At that point Grease was almost 35 years old. It enjoyed a renaissance with a theatrical re-release in the late '90s, but it's not like Grease was begging to be invoked in Slash's takedown of Ryan Murphy's Fox show. Certainly it's a movie about peppy high schoolers who break into song, but how could a few tunes about summer lovin' and greased lightning have haunted Slash so?

Grease Live!, a live Fox musical version of that John Travolta/Olivia Newton-John classic, is coming to charm off our bobby socks this Sunday. Aaron Tveit and Julianne Hough take over for Travolta and Newton-John in the lead roles while Carly Rae Jepsen plays beauty school dropout Frenchie and Vanessa Hudgens smirks it up as Rizzo. While Slash most likely won't be watching, it's kind of bizarre to think he'd have an opinion about it in the first place.

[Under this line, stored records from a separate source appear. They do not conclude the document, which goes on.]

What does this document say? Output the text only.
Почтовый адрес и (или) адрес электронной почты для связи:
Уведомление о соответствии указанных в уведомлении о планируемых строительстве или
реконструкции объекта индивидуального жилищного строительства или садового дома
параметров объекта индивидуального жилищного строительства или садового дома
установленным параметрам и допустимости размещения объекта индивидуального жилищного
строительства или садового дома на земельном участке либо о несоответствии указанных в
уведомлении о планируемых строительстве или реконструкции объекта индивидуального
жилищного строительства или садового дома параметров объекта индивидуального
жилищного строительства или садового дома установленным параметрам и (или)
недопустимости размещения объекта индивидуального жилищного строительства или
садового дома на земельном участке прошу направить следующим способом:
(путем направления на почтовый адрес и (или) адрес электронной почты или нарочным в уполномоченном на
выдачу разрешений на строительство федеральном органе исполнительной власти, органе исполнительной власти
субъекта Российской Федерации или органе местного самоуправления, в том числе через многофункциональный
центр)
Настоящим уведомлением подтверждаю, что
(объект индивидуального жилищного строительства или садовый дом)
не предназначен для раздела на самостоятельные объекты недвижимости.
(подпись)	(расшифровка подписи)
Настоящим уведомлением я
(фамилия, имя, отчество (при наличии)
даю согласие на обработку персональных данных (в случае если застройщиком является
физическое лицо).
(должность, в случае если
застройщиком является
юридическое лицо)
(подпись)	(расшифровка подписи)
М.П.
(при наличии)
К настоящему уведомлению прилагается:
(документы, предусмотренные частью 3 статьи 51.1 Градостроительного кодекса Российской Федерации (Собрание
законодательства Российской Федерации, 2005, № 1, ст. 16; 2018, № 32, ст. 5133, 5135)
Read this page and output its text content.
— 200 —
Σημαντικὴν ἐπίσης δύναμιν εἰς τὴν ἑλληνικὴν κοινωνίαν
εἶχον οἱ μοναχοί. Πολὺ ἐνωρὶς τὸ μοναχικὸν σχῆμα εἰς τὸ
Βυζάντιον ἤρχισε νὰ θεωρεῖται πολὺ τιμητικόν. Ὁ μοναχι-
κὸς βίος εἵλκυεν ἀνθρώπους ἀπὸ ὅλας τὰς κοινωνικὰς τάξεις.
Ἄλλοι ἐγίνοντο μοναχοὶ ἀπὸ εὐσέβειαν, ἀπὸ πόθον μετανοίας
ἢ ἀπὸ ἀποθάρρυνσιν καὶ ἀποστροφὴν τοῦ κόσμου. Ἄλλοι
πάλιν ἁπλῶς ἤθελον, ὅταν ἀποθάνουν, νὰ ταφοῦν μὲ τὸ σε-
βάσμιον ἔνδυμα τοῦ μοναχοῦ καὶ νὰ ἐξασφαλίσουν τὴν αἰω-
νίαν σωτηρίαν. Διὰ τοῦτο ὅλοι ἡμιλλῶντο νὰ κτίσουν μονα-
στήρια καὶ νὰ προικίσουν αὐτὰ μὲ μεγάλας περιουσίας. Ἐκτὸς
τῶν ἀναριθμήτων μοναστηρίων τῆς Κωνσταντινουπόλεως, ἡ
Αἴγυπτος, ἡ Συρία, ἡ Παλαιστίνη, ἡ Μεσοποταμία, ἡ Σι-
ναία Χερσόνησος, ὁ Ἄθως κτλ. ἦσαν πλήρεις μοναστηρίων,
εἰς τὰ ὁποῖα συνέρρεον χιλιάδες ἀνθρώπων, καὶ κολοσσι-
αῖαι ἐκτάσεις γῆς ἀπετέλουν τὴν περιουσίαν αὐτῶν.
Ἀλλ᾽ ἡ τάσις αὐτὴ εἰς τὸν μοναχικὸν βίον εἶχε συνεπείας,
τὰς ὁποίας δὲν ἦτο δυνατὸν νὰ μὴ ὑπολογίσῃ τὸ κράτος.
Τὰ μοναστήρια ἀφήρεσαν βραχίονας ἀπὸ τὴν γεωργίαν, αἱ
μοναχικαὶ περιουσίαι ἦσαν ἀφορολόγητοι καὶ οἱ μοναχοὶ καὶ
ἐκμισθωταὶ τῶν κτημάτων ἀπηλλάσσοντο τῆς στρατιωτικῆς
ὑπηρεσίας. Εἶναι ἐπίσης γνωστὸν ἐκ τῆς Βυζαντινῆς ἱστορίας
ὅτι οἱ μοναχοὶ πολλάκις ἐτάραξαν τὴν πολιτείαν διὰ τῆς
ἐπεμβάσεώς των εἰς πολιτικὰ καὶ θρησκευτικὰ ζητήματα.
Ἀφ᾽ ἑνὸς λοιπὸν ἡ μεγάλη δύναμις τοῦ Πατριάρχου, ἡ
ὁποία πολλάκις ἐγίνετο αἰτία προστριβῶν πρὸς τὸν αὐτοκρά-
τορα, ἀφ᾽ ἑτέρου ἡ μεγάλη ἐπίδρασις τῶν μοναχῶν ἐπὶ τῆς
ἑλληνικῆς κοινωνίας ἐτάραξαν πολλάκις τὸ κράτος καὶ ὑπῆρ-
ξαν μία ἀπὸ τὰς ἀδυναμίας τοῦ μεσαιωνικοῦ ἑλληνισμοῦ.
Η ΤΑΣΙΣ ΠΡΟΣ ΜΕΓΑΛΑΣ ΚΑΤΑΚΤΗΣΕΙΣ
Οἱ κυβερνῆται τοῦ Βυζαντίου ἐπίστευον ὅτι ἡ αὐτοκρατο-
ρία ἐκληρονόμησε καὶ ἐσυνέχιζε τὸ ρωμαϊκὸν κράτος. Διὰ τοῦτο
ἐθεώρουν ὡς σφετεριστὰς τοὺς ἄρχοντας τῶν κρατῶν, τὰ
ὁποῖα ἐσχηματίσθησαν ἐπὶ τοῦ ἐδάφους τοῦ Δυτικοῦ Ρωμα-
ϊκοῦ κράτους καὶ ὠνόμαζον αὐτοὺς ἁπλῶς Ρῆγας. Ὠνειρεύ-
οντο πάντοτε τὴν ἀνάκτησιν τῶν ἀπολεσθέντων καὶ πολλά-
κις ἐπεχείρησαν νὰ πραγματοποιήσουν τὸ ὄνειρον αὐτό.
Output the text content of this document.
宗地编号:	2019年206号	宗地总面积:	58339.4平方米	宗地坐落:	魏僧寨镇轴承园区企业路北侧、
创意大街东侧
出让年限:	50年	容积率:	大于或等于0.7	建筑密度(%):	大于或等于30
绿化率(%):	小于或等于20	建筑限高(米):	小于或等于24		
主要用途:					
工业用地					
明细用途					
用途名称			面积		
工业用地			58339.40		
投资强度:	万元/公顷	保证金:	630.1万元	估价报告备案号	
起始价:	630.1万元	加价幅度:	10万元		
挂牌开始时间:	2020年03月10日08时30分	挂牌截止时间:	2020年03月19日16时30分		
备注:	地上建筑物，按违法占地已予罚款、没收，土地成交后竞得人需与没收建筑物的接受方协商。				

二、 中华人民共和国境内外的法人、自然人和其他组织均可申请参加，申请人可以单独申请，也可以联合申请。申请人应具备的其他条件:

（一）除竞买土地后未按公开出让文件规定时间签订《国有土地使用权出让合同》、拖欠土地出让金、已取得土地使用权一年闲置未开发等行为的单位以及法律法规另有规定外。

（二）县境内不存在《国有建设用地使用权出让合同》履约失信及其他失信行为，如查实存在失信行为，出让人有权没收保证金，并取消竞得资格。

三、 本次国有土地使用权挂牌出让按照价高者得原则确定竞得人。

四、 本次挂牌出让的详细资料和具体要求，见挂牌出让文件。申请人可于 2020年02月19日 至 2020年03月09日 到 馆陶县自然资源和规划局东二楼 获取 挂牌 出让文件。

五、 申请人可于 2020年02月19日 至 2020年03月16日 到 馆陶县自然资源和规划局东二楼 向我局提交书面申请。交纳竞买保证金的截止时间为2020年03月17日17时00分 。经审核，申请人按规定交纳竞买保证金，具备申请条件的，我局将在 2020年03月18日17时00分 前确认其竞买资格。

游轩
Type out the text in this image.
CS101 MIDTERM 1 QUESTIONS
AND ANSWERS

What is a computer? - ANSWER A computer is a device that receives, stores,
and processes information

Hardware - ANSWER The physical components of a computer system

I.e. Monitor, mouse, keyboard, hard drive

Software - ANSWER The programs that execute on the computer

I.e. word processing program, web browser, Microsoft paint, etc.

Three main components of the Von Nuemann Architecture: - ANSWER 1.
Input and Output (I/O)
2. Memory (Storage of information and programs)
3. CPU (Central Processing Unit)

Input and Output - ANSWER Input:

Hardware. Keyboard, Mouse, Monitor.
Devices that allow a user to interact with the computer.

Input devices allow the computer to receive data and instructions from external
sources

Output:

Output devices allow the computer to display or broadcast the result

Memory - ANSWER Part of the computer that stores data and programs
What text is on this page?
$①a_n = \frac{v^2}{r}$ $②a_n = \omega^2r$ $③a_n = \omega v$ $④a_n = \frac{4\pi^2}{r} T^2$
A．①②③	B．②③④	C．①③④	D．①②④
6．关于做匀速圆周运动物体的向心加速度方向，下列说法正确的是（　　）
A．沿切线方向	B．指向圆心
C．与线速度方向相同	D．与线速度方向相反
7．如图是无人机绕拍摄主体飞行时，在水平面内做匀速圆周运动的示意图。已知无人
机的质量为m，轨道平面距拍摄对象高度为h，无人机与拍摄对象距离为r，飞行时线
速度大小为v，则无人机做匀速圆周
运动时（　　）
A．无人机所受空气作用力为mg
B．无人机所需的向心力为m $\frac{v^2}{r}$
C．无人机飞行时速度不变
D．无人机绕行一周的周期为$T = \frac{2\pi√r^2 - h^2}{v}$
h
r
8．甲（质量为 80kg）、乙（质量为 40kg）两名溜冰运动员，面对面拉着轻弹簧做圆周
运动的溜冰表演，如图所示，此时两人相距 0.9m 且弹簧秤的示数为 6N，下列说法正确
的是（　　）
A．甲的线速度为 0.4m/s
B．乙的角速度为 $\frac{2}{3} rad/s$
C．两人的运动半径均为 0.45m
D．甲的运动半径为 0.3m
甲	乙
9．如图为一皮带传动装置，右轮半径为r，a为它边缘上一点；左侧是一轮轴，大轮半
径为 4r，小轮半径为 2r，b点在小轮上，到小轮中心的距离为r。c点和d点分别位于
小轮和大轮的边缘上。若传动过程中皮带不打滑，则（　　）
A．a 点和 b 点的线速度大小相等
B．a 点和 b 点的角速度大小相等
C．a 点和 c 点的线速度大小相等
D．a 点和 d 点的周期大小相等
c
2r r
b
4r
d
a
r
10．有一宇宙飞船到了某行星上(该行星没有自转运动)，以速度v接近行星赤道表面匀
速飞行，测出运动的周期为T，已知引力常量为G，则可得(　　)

But then I remembered something: Grease is the first musical that was too popular to be ignored by even non-fans of musicals. You'll never hear rock stars grousing about Oliver! or My Fair Lady or Jesus Christ SuperstarGrease was the fourth highest-grossing movie of the 1970s and the only musical in the decade-end top 20, and that means it's beloved among a lot of people — and at least acknowledged by a whole bunch of bystanders.

I think the most irritating thing about Grease to male non-fans — aside from the determined, self-consciously campy effervescence and Disney-level vigor of the whole thing — is how the tough guy characters vacillate between macho posing and goofy hand-jiving. It's a big fakeout: Travolta and the late Jeff Conaway (as Kenickie) are playing the types of swaggering dudes who've endeared macho audiences in movies like Fast Times at Ridgemont High, Porky's or American Graffiti, but here they routinely forsake their cool cred for what amounts to dorky showboating. They undermine their own greaser stoicism at every turn, which makes their performances kind of subversive (or, to non-fans, unnerving) in their vaudevillian blatantness. 

Meanwhile, it's easy to see why fans are obsessed. I would argue there are no catchier songs in musical history than “Summer Nights” and “You're the One That I Want.” I dare you to listen to “Summer Nights” right now. You will absolutely be humming it for the next week, if not month. It is a “Macarena”-type earworm of Kidz Bop sauciness. The way Grease is aware of its silliness at every turn — marked by the climactic car trip into the sky at the movie's end — is an additional endorphin burst for fans coasting on its pure ebullience. Grease is proof that at our most uninhibited, we might just be happily insufferable teenagers. And however you feel about that determines your feelings on the drama at Rydell High.